Durant son règne, le dirigeant a notamment été à l’origine de la livraison, en 2007, du domaine de Luchin, quartier général champêtre et centre d’entraînement et de formation du club.

Cinq ans plus tard, il inaugure le grand stade Lille Métropole (50 000 places), rebaptisé en 2013 stade Pierre-Mauroy, après le décès de l’ex-maire (PS) de Lille. Retenu pour accueillir des matchs de l’Euro 2016, symbole des visées européennes du club, le nouvel écrin devait aussi être le terrain d’expression d’une équipe au jeu esthétique. « Parmi leurs multiples sorties, les Lillois ont droit à un vrai spectacle sportif. Je suis issu du monde du cinéma et je tiens à maintenir ce standing.

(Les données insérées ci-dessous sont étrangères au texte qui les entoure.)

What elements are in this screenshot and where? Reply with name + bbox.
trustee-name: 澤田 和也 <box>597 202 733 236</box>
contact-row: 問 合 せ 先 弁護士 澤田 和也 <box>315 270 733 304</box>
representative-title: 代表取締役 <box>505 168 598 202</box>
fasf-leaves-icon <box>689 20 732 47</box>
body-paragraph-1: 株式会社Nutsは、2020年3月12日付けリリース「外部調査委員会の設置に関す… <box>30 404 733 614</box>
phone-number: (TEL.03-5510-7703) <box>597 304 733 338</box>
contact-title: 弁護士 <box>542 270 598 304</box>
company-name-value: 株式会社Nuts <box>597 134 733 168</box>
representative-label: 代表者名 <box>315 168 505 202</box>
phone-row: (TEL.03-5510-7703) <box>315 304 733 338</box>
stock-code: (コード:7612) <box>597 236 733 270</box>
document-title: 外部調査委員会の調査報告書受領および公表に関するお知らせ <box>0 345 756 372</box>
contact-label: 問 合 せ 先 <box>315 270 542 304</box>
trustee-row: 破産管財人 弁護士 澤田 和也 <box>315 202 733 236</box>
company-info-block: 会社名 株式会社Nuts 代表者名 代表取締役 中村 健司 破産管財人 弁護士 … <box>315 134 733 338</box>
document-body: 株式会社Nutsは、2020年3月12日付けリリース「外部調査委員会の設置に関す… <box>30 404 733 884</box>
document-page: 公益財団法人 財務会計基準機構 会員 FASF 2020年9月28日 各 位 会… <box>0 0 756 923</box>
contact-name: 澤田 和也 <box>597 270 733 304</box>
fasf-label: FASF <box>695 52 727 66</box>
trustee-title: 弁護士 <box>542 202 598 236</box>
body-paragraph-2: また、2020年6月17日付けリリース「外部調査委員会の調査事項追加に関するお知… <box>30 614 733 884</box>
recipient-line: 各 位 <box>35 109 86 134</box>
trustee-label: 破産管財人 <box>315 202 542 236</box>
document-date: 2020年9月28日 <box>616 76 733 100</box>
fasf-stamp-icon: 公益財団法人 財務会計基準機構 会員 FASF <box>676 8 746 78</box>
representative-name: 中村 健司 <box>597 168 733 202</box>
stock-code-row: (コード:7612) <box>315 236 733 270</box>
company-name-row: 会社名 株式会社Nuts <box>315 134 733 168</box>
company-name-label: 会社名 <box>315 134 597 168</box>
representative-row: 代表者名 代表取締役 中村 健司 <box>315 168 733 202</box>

Si les matchs sont agréables à regarder, les clients sont heureux », confiait, en mai 2011 au Monde, Michel Seydoux, « alors en parfaite communion » avec la maire (PS) Martine Aubry sur ce dossier du grand stade.

Les joueurs de Lille le 7 janvier. | PHILIPPE HUGUEN / AFP

« On a été dépassés par le succès »

Après l’ère Rudi Garcia, le LOSC n’enchaînera plus les exploits sur la scène nationale, à l’exception d’une belle troisième place obtenue en Ligue 1 par l’entraîneur René Girard, à l’issue de la saison 2013-2014. « Le doublé de 2011 est un pic sportif, on gagne avec 50 % de joueurs formés au club et un budget inférieur à ceux de nos concurrents [60 millions d’euros à l’époque]. Mais on n’était pas prêts d’être aussi haut aussi vite, reconnaît Jean-Michel Vandamme. On ne peut pas refuser le succès mais on a été dépassés. Derrière, le plus dur c’est de rester performant»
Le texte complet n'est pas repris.